The flag of the United States is always the first flag raised and the last to be lowered. When flown with the national banner of other countries, each flag must be displayed from a separate pole of the same height. Each flag should be the same size. They should be raised and lowered simultaneously. The flag of one nation may not be displayed above that of another nation.
Raising and Lowering the Flag: The flag should be raised briskly and lowered slowly and ceremoniously. Ordinarily it should be displayed only between sunrise and sunset. It should be illuminated if displayed at night.
The flag of the United States of America is saluted as it is hoisted and lowered. The salute is held until the flag is unsnapped from the halyard or through the last note of music, whichever is the longest.
Displaying the Flag Indoors: When on display, the flag is accorded the place of honor, always positioned to its own right. Place it to the right of the speaker or staging area or sanctuary. Other flags should be to the left.
The flag of the United States of America should be at the center and at the highest point of the group when a number of flags of states, localities, or societies are grouped for display.
When one flag is used with the flag of the United States of America and the staffs are crossed, the flag of the United States is placed on its own right with its staff in front of the other flag.
When displaying the flag against a wall, vertically or horizontally, the flag’s union (stars) should be at the top, to the flag’s own right, and to the observer’s left.
Parading and Saluting the Flag: When carried in a procession, the flag should be to the right of the marchers. When other flags are carried, the flag of the United States may be centered in front of the others or carried to their right. When the flag passes in a procession, or when it is hoisted or lowered, all should face the flag and salute.
The Salute: To salute, all persons come to attention. Those in uniform give the appropriate formal salute. Citizens not in uniform salute by placing their right hand over the heart and men with head cover should remove it and hold it to left shoulder, hand over the heart. Members of organizations in formation salute upon command of the person in charge.
The Pledge of Allegiance and National Anthem: The pledge of allegiance should be rendered by standing at attention, facing the flag, and saluting.
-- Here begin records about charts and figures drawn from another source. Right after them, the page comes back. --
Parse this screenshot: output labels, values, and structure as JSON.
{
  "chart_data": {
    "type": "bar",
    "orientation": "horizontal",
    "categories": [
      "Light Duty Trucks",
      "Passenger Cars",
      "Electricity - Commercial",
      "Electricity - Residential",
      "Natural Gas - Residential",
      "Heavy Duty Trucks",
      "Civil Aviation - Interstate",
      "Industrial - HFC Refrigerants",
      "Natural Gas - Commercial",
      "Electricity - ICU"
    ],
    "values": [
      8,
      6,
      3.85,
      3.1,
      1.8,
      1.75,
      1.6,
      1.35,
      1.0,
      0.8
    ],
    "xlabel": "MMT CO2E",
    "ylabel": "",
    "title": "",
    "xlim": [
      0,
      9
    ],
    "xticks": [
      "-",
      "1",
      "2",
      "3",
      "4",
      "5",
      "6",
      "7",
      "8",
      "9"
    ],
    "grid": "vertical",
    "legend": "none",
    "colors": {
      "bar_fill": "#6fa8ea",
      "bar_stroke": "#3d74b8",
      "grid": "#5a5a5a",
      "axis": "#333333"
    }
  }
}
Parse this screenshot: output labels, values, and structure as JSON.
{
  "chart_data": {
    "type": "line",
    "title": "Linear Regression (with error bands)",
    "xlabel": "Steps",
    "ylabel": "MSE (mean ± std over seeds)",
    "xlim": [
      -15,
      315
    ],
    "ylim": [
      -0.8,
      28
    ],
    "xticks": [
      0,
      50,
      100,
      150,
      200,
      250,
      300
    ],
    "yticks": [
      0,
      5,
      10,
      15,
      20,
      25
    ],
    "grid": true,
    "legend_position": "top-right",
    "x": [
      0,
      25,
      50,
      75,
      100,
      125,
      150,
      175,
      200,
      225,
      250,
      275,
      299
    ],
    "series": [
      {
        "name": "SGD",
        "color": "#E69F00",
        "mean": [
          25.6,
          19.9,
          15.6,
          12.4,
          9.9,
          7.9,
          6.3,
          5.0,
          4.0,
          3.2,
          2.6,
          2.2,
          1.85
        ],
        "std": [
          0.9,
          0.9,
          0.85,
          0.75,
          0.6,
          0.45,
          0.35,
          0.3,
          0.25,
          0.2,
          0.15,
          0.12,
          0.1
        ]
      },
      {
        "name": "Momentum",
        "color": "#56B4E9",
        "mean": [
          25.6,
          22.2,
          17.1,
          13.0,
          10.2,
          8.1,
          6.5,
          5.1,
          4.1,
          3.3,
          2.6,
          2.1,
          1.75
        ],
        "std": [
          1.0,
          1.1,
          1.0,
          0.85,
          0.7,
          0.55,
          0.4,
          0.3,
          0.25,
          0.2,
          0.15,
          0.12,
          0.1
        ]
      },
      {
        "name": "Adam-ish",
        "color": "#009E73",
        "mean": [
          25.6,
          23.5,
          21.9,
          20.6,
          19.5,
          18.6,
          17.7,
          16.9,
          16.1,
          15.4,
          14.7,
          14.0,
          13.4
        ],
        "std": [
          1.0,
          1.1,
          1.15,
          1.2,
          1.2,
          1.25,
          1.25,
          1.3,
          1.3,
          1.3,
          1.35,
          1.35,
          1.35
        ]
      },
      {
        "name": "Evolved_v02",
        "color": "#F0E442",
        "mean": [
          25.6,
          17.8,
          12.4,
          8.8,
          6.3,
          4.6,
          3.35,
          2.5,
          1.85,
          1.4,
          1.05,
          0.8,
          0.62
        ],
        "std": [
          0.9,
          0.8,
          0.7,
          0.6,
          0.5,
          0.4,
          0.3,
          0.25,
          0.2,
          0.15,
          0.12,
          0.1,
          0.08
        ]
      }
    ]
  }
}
When the national anthem is played or sung, citizens should stand at attention and salute at the first note and hold the salute through the last note. The salute is directed to the flag, if displayed, otherwise to the music. The Flag in Mourning: To place the flag at half staff, hoist it to the peak for an instant and lower it to a position half way between the top and bottom of the staff. The flag is to be raised again to the peak for a moment before it is lowered. On Memorial Day the flag is displayed at half staff until noon and at full staff from noon to sunset.The flag is to be flown at half staff in mourning for designated, principal government leaders and upon presidential or gubernatorial order. When used to cover a casket, the flag should be placed with the union at the head and over the left shoulder. It should not be lowered into the grave.